Boomtown: Lawrence, Massachusetts
Boomtown: Lawrence, Massachusetts
And it didn’t stop with the loom workers. The mills had to be maintained and grow. The workers had to eat, and live somewhere, and go to church, and their children had to go to school. Banks and hospitals and trolleys and parks and stores and houses and roads to connect it all grew like concentric rings out from the turbines. Lawrence, like Lowell before it, became a boomtown. Like Lowell, it thrived until cheap electricity and labor pulled textile jobs to the South and eventually overseas.

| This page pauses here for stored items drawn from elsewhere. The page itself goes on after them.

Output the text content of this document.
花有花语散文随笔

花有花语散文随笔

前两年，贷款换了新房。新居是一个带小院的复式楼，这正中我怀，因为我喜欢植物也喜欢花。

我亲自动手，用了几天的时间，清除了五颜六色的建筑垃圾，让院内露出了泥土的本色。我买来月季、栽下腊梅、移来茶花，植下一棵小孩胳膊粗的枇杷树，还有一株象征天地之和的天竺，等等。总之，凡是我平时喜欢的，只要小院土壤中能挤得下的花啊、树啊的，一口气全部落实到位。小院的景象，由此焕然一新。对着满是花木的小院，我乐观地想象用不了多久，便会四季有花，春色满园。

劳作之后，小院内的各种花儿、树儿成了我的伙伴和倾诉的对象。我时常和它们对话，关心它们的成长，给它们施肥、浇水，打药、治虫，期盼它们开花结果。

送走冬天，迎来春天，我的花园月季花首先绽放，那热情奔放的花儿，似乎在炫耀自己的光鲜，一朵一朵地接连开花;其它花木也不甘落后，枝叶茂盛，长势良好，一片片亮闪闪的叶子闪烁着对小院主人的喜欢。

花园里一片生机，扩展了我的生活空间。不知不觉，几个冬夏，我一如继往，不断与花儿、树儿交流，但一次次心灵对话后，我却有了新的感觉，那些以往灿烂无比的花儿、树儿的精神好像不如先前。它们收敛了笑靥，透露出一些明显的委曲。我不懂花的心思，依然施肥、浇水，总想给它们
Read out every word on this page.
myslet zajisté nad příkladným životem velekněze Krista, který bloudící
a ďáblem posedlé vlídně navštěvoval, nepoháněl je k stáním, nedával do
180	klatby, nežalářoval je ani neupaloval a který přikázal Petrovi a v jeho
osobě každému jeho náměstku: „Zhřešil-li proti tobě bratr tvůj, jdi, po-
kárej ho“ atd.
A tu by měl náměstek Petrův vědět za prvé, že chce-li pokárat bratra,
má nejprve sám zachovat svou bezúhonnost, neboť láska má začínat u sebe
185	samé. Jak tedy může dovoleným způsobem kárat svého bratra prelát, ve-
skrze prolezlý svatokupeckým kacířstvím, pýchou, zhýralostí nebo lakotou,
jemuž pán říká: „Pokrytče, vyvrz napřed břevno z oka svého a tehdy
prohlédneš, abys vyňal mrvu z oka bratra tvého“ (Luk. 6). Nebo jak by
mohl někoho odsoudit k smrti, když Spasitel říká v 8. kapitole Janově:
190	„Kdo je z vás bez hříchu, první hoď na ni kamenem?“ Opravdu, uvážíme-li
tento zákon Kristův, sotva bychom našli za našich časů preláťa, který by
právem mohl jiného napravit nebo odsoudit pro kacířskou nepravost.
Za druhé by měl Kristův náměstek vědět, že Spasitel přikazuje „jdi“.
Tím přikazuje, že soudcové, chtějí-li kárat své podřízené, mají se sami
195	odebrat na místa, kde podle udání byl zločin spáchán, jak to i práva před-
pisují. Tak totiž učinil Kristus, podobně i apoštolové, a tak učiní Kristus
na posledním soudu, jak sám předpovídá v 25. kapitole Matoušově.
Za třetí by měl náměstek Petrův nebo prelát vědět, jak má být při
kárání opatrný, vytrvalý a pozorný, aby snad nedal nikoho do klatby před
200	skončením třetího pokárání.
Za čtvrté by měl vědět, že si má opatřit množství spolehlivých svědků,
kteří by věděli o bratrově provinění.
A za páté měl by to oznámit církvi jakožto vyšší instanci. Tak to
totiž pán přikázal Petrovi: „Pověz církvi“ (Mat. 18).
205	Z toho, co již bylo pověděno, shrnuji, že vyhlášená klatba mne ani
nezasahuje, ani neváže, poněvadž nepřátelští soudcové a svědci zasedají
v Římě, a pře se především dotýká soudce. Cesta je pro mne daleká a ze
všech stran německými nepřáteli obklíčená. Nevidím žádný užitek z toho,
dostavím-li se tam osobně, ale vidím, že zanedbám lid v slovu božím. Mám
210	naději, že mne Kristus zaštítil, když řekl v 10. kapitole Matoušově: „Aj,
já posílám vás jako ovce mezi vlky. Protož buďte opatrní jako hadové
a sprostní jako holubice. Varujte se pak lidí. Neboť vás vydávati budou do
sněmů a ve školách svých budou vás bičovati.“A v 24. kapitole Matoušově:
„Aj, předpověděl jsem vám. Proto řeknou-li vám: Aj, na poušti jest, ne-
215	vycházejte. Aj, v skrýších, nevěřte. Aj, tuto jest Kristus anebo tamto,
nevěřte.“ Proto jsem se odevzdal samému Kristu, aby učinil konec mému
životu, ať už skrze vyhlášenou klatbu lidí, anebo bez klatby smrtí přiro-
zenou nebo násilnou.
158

Unlike Lowell, which has a major university and political clout in the Commonwealth of Massachusetts that enabled it to rebound more quickly, Lawrence was lost without the manufacturing jobs for decades. The loss of jobs led to an exodus of many of the people who were the backbone of the community, and that void was filled with poverty, helplessness, riots in the 1980’s, insurance scamming in the form of staged accidents and arson, and drugs and crime led to Lawrence being one of the least attractive places to live in New England.
And yet the bones of the city are strong. There’s beauty in the mill buildings and homes that the textile wealth brought to the community. Looking beyond the criminal element, there is a vibrant immigrant community that is family-oriented, hard-working and chasing the American dream. Lawrence is a city poised for explosive growth, just waiting for the next economic turbine to power it all.